I taught a day course in plotting to a very nice group and we had a fun time, but it's frustrating to try to cram so much into so little time. It's impossible to be comprehensive, but I will insist on trying. On Friday evening I felt absolutely braindead and as if I was coming down with flu, so went to bed early. Saturday started (after a shower so tepid I really regretted having long hair which took ages to rinse) with an opening speech by Jacqueline Wilson who daunted all of us by explaining she spends 90% of her time now just being a professional author, which means not writing but travelling around giving talks, doing booksignings, school visits and so on. Her early training as a journalist for DC Thompson means she has the ability to write in very short bursts, anywhere, anytime, and then she 'stitches together the patchwork' of little bits she has created. I wish I could just turn the flow off and on at will like that but can't. I was able to have a brief chat with her at lunchtime - she is friendly and positive, with as she said herself, something of the ten year old about her still. Never was an ex-journalist less hardbitten.

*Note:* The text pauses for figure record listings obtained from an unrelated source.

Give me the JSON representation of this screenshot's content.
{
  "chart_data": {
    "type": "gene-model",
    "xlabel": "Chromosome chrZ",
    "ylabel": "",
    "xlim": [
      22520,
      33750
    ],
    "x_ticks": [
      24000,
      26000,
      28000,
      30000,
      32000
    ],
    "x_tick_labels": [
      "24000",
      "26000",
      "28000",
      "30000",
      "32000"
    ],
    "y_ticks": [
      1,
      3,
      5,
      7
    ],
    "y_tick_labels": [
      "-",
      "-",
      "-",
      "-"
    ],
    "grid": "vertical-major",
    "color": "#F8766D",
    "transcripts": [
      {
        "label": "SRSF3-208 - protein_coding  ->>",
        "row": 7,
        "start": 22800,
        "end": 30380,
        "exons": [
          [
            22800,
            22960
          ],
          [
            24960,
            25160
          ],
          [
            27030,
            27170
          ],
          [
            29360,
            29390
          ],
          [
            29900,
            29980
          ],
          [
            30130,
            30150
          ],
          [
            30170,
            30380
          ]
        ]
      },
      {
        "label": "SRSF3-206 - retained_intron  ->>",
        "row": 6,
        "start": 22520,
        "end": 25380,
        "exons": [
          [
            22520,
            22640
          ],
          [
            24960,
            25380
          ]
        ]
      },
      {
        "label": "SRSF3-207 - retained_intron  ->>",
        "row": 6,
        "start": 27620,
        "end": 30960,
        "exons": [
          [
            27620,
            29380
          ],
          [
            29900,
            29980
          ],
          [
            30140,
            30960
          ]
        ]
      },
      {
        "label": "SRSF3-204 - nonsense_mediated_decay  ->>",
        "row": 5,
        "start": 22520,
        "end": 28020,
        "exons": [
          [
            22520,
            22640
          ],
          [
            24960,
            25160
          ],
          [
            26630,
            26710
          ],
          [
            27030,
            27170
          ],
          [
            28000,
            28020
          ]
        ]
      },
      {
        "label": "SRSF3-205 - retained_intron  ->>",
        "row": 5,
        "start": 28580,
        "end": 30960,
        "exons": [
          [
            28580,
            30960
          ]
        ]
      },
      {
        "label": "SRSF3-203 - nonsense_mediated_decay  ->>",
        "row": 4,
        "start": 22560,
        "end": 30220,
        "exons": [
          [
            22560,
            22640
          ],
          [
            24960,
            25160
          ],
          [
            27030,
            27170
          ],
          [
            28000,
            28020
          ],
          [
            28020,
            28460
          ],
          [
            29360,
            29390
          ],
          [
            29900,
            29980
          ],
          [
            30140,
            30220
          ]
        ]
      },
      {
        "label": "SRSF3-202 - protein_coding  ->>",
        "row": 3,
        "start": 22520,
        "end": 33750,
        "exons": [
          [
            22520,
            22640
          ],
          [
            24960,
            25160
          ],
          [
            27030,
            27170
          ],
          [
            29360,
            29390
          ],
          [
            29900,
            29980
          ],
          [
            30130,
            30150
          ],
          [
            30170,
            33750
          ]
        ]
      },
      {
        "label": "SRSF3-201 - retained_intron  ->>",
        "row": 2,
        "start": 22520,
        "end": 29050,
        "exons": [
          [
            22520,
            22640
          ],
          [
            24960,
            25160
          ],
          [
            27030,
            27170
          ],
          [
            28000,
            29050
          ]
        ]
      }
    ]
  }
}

I gave a lecture on editing in the morning and one on characterisation in the afternoon and then I was done - so could enjoy a stint in the bar after the Saturday dinner with a clear conscience. I met the novelist Kate Harrison, author of 'The Starter Marriage, 'Old School Ties' and now 'The Self Preservation Society', who was great fun - see her website, http:www.kate-harrison.com, especially if you're a chick-lit writer. Also my longterm friends Mike Greenhough, ace of haibuns, and the novelist Sally Spedding, whose novels are dark and supernatural, and who specialises in threatening and mysterious landscapes. Sally spends part of her time in France, in Cathar country, lucky thing. See her website http://sallyspedding.com Finally, Crysse Morrison, author of 'Frozen Summer' and 'Sleeping in Sand' was there. She teaches novel writing, amongst other things, including on the island of Skyros and she was sporting a wonderful tan, having just come back from Crete. Her website is at http://www.crysse.pwp.blueyonder.co.uk
Arriving at Winchester station yesterday to catch the train to Oxford, I was bemused to see a large police presence there and had no idea why until I got home and had the use of a telly again, and discovered the latest terrorist activities.
Now I'm in for another busy week as I get ready to start teaching a summer school on novel-writing for the university's summer school programme. This will be intense stuff! I should really be tucked up in bed trying to get ahead with my sleep quotas, not blogging to you lot!